Наверно, ему не следовало сюда приходить после утренней кражи на вокзале, но он пришел и стоял – какая-то странная маята целый день мучила его, и тут, с людьми, которые были ему понятны, было как-то проще и легче. Он не понимал, что с ним происходит: быть может, просто осень, прозрачная холодноглазая хозяйка, селила в душе эту смутную, беспричинную тревогу. Так бывало с ним не раз. Он жил по инерции, с облегчением встречая конец каждого дня, жил маршрутами ежедневных мелких забот, которых у бездомного и беспаспортного ничуть не меньше, чем у нормального человека. Зимой спасался от холода по теплоцентралям, кочегаркам, летом обитал на дачах левого берега, где можно было отыскать кое-какую одежонку да и подкормиться. И только осеннее беспокойство, возникающее прохладными сентябрьскими вечерами в притихшем воздухе, ненадолго будило, его. Каждую осень он будто просыпался, близкие холода тоской пробирали пропитую, ко всему уже, казалось, равнодушную душу, и на ее слепой безмятежной глади мутными льдинками возникали вдруг неясные блики воспоминаний. И тогда тянуло бродить, заглядывать в окна, и странное выражение всплывало в его глазах. Казалось – человек ищет потерянное, а может просто пытается вспомнить, что же потерял.
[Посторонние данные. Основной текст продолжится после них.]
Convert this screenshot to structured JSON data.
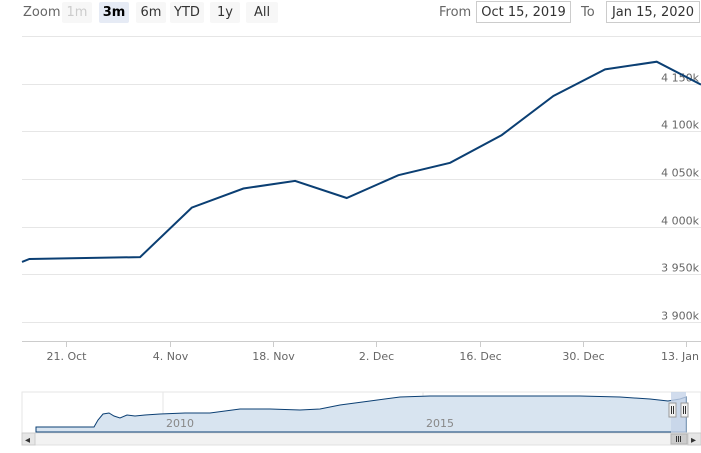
{
  "range_selector": {
    "zoom_label": "Zoom",
    "buttons": [
      {
        "label": "1m",
        "state": "disabled"
      },
      {
        "label": "3m",
        "state": "selected"
      },
      {
        "label": "6m",
        "state": "normal"
      },
      {
        "label": "YTD",
        "state": "normal"
      },
      {
        "label": "1y",
        "state": "normal"
      },
      {
        "label": "All",
        "state": "normal"
      }
    ],
    "from_label": "From",
    "from_value": "Oct 15, 2019",
    "to_label": "To",
    "to_value": "Jan 15, 2020"
  },
  "colors": {
    "series": "#0b3f73",
    "grid": "#e6e6e6",
    "axis_text": "#666666",
    "navigator_fill": "#d8e4f0",
    "navigator_mask": "#c6d3e8"
  },
  "chart_data": {
    "type": "line",
    "title": "",
    "xlabel": "",
    "ylabel": "",
    "ylim": [
      3880000,
      4200000
    ],
    "y_ticks": [
      3900000,
      3950000,
      4000000,
      4050000,
      4100000,
      4150000
    ],
    "y_tick_labels": [
      "3 900k",
      "3 950k",
      "4 000k",
      "4 050k",
      "4 100k",
      "4 150k"
    ],
    "x_range": [
      "2019-10-15",
      "2020-01-15"
    ],
    "x_ticks": [
      "2019-10-21",
      "2019-11-04",
      "2019-11-18",
      "2019-12-02",
      "2019-12-16",
      "2019-12-30",
      "2020-01-13"
    ],
    "x_tick_labels": [
      "21. Oct",
      "4. Nov",
      "18. Nov",
      "2. Dec",
      "16. Dec",
      "30. Dec",
      "13. Jan"
    ],
    "grid": true,
    "legend": "none",
    "series": [
      {
        "x": [
          "2019-10-15",
          "2019-10-16",
          "2019-10-31",
          "2019-11-07",
          "2019-11-14",
          "2019-11-21",
          "2019-11-28",
          "2019-12-05",
          "2019-12-12",
          "2019-12-19",
          "2019-12-26",
          "2020-01-02",
          "2020-01-09",
          "2020-01-15"
        ],
        "values": [
          3963000,
          3966000,
          3968000,
          4020000,
          4040000,
          4048000,
          4030000,
          4054000,
          4067000,
          4096000,
          4137000,
          4165000,
          4173000,
          4149000
        ]
      }
    ]
  },
  "navigator": {
    "tick_labels": [
      "2010",
      "2015"
    ],
    "left_arrow": "◂",
    "right_arrow": "▸"
  }
}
Он садился в автобус и ехал, сам не зная куда, бродил по ветреным городским холмам, где обособленно стояли башни домов. Часами рассматривал панорамы дымных заводских окраин, за которыми лежало дикое пространство без жилья и людей, сплошь в голизне полей, облаков, озерной воды. И опять ехал в центр, на людные магистрали, где все куда-то спешили, ехали, и он, подчиняясь общему ритму, завороженный им, тоже спешил, тоже ехал, быть может, бессознательно надеясь, что если он будет вести ту же жизнь, что и все, с ее очередями, автобусными давками, то все наладится само собой.
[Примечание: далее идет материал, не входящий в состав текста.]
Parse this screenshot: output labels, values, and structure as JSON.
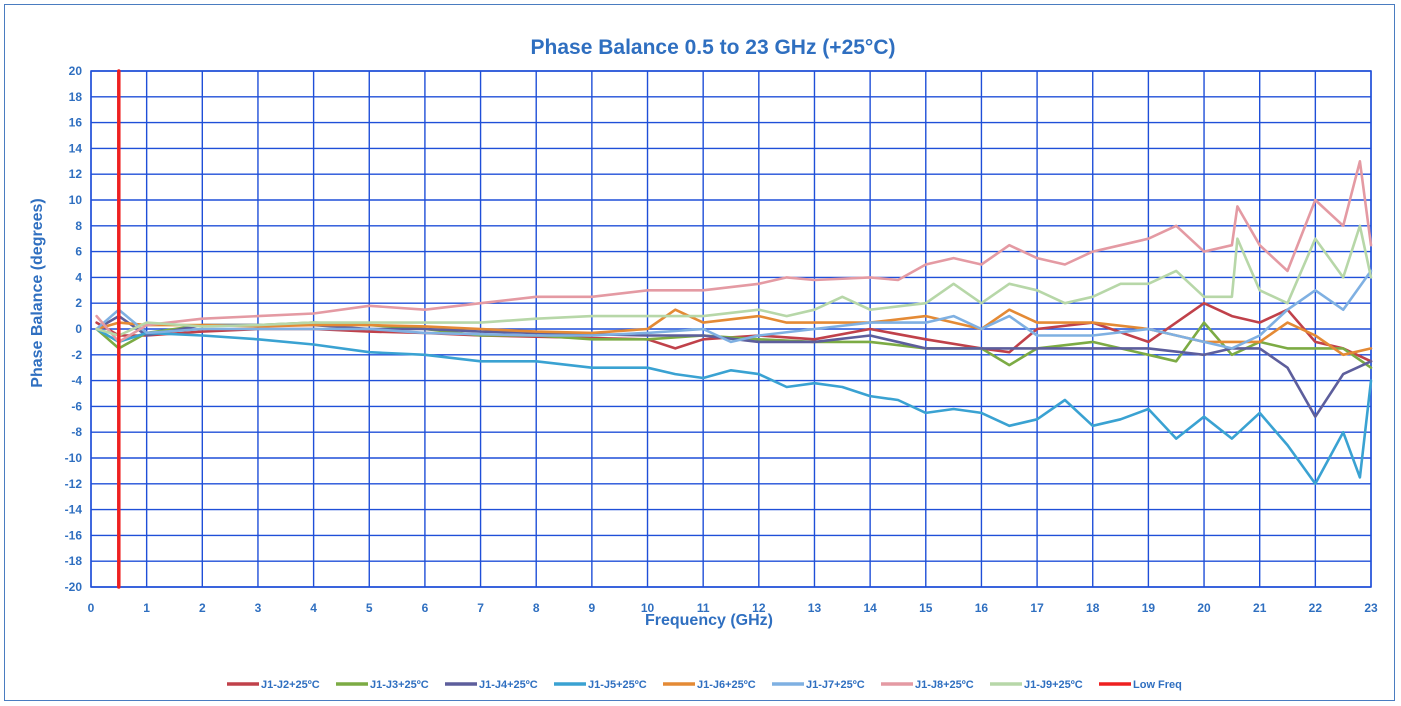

И, лежа ночью на каком-нибудь чердаке или в подвале, где было заранее запасено тряпье, – у него было несколько таких точек по городу, чтобы не ночевать на одном месте несколько раз подряд, – уже блаженный, пьяный, дремал и все не мог уснуть, все крутился, наворачивая на себя тряпье и газеты, а потом вдруг начинал скулить, как пришибленный пес, и тогда одиночество и тоска становились физически невыносимыми. Чтобы отогнать удушье, он начинал вспоминать, но ленивая, ослабевшая память доказывала только близкое и вспышками выхватывала то колонию, – длинный строй зэков на утреннем пересчете, кашель, лай овчарок, тусклый блеск автоматных стволов и хриплую брань выводных, то вокзалы, то бараки на вербовке. И все это путалось, вязалось одним плотным клубком, в котором не разобрать было начала, – хождение по кадровикам, отчаянье, водка, странные захламленные квартирки с грязью непрекращающейся гулянки, «левые» рейсы, женщины, следственный изолятор, пересылки, смрадный зарешеченный вагон, вышки, овчарки, чифирь, ДОК на богом забытой станции, вокзалы чужих городов, справка об освобождении, год в ЛТП, город как лес, заброшенные дома, одеколон и бормотуха, лак, странные люди, укутанные в тряпье, трясущиеся руки…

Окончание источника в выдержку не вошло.